Because of these companies’ failures and despite their frequent rate increases, many of them have built up massive amounts of debt. Last week, a State Duma committee approved a 32 billion ruble ($562 million) bailout of Lenenergo, the state company that provides St. Petersburg with electricity. Electricity Networks of Armenia, the company that set off the Yerevan protests, has also built up millions of dollars in debt. With Russia’s economy foundering, consumer debt is spiking as well. In April, Inter RAO chairman Sechin called the level of non-payment in the electricity sector “critically high,” while Prime Minister Dmitry Medvedev said last month that debt owed by gas consumers had reached 163 billion rubles ($2.86 billion) in May.
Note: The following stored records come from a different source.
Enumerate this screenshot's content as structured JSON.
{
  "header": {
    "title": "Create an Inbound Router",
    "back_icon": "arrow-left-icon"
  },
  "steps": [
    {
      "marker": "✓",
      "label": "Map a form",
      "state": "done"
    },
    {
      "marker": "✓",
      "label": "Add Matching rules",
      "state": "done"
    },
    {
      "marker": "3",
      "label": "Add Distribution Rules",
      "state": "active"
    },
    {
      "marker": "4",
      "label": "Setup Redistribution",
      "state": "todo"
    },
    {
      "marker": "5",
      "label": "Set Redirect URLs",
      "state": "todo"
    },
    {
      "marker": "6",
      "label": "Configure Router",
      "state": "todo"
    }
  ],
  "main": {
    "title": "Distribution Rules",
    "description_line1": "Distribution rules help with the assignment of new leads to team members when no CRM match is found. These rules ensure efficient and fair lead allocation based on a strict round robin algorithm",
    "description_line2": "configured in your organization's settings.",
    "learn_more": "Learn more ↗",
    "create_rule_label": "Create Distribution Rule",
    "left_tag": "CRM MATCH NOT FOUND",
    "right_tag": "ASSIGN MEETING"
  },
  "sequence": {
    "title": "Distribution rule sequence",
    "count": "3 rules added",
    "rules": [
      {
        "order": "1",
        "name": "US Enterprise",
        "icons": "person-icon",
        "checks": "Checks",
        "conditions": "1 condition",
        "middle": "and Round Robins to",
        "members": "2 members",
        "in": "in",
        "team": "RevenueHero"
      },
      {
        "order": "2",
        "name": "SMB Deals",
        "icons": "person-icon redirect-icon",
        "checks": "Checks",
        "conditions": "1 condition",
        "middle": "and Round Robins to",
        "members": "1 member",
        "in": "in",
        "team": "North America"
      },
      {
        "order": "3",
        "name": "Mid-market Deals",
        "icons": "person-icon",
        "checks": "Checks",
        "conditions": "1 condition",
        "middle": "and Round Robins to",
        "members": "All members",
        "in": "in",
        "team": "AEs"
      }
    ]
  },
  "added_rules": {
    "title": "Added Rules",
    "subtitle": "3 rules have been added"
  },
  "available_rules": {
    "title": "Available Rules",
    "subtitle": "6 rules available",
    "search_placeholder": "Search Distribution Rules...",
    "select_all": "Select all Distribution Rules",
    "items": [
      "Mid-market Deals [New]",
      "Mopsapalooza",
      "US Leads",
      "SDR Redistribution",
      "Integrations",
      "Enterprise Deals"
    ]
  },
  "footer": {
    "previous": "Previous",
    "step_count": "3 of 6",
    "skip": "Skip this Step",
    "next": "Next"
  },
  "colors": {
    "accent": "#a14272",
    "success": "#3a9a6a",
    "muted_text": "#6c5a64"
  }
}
Apparently, it used to be thought that the vast majority of households paid their utility bills in full but that fly-by-night management companies pocketed part of the money, resulting in unpaid debts to the utility companies. But because Russians’ wages are falling—disposable income dropped by 4 percent in April, the sixth month in a row that it decreased—it’s likely that consumers are now not paying their bills in full. Utility companies can eventually respond to non-payment by cutting off service. That means that one day, if you haven’t paid your bill, you have no hot water. In many cases, these people then complain to the local authorities—maybe they haven’t been paid their salary in months, or they aren’t getting their pension in full—and now they have their hot water cut off? Sometimes local officials can help. But what happens if they can’t? One possibility is that we'll start seeing #ElectricYekaterinburg, or #ElectricKazan, or, perhaps the most likely of all, #ElectricMoscow.